Thursday, August 9, 2012

Guiding young people


11.

If you’ve examined a school canteen lately, you’ll see an absence of the very worst foods including fatty meat dishes and sugary drinks and confections. Sometimes salads appear on the menu, but still, animal foods make a strong showing whilst substantial plant-based dishes are rarely on offer; although in fairness a vegan meal can be ordered in advance at most school canteens. The way young people are introduced to food outside the home is a long way from proactive encouragement of healthy eating let alone avoiding cruelty-foods. Students deserve to be taught about the health-giving qualities of non-animal food, but those who are supposed to be food guides (the consultant nutritionists) are not willing to speak out against animal foods for fear of causing offence, losing professional credibility or even losing their funding from animal-industry sources. Meat dishes are known, are popular and are the default because their ingredients are so readily available and volunteer canteen staff  may only know how to prepare meat-based meals. I imagine few would be familiar with making attractive, main course, vegan dishes.
The nutritionists and the teachers themselves allow students to remain unenlightened. Ideally school teachers (whom students already trust) could be teaching useful facts about plant-based foods and farm-animal life; but presently most of them know little about either nutrition or animal husbandry and eat meat themselves.
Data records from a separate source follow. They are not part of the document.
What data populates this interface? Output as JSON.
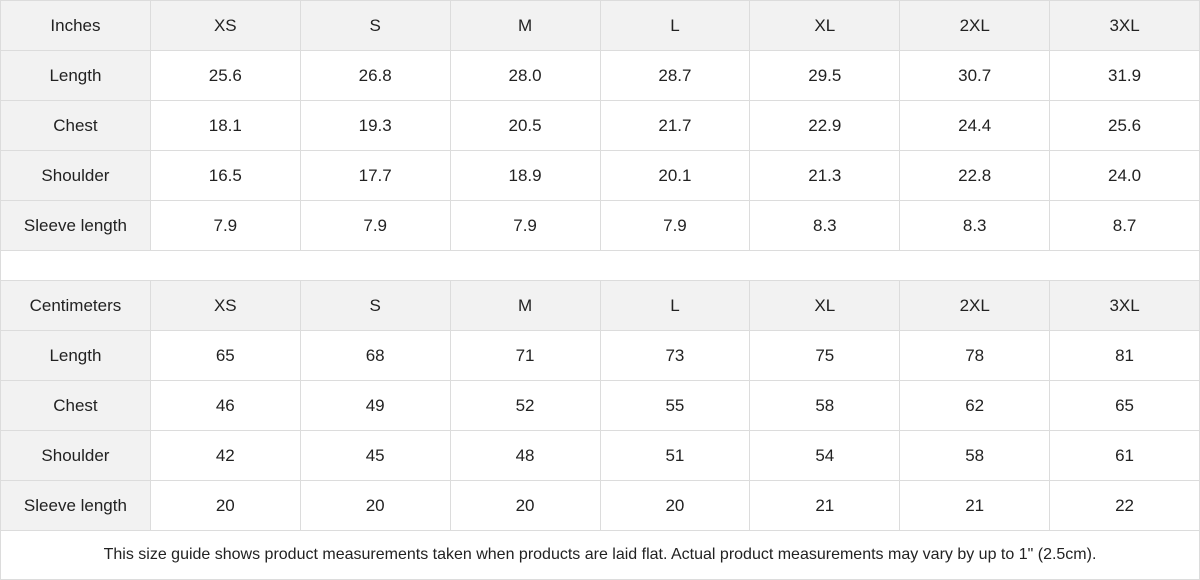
{
  "tables": [
    {
      "unit_label": "Inches",
      "sizes": [
        "XS",
        "S",
        "M",
        "L",
        "XL",
        "2XL",
        "3XL"
      ],
      "rows": [
        {
          "label": "Length",
          "values": [
            "25.6",
            "26.8",
            "28.0",
            "28.7",
            "29.5",
            "30.7",
            "31.9"
          ]
        },
        {
          "label": "Chest",
          "values": [
            "18.1",
            "19.3",
            "20.5",
            "21.7",
            "22.9",
            "24.4",
            "25.6"
          ]
        },
        {
          "label": "Shoulder",
          "values": [
            "16.5",
            "17.7",
            "18.9",
            "20.1",
            "21.3",
            "22.8",
            "24.0"
          ]
        },
        {
          "label": "Sleeve length",
          "values": [
            "7.9",
            "7.9",
            "7.9",
            "7.9",
            "8.3",
            "8.3",
            "8.7"
          ]
        }
      ]
    },
    {
      "unit_label": "Centimeters",
      "sizes": [
        "XS",
        "S",
        "M",
        "L",
        "XL",
        "2XL",
        "3XL"
      ],
      "rows": [
        {
          "label": "Length",
          "values": [
            "65",
            "68",
            "71",
            "73",
            "75",
            "78",
            "81"
          ]
        },
        {
          "label": "Chest",
          "values": [
            "46",
            "49",
            "52",
            "55",
            "58",
            "62",
            "65"
          ]
        },
        {
          "label": "Shoulder",
          "values": [
            "42",
            "45",
            "48",
            "51",
            "54",
            "58",
            "61"
          ]
        },
        {
          "label": "Sleeve length",
          "values": [
            "20",
            "20",
            "20",
            "20",
            "21",
            "21",
            "22"
          ]
        }
      ]
    }
  ],
  "footer_note": "This size guide shows product measurements taken when products are laid flat.  Actual product measurements may vary by up to 1\" (2.5cm).",
  "colors": {
    "header_bg": "#f2f2f2",
    "border": "#dcdcdc",
    "text": "#222222"
  }
}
They are hardly in a position to be impartial or encourage students to examine animal foods too closely. Therefore it’s down to those who have a ‘clean slate’ and the necessary information to guide children in nutrition and the truth about animal farming. But many of us are not teachers or don’t have access to young people.  So until there are enough school teachers who are at least practising and well informed vegans, children are unlikely to find out what they need to know until they are old enough to discover things for themselves. By then, too many bad habits are likely to be entrenched. For children and adults alike, there’s so much ground to cover and so much to learn. Being addicted, or at least craving certain foods, doesn’t help. Poor food habits hold most people back from contemplating the possibility of an ethically-based diet change. And apart from the animal population suffering the young people are suffering for lack of responsible guidance.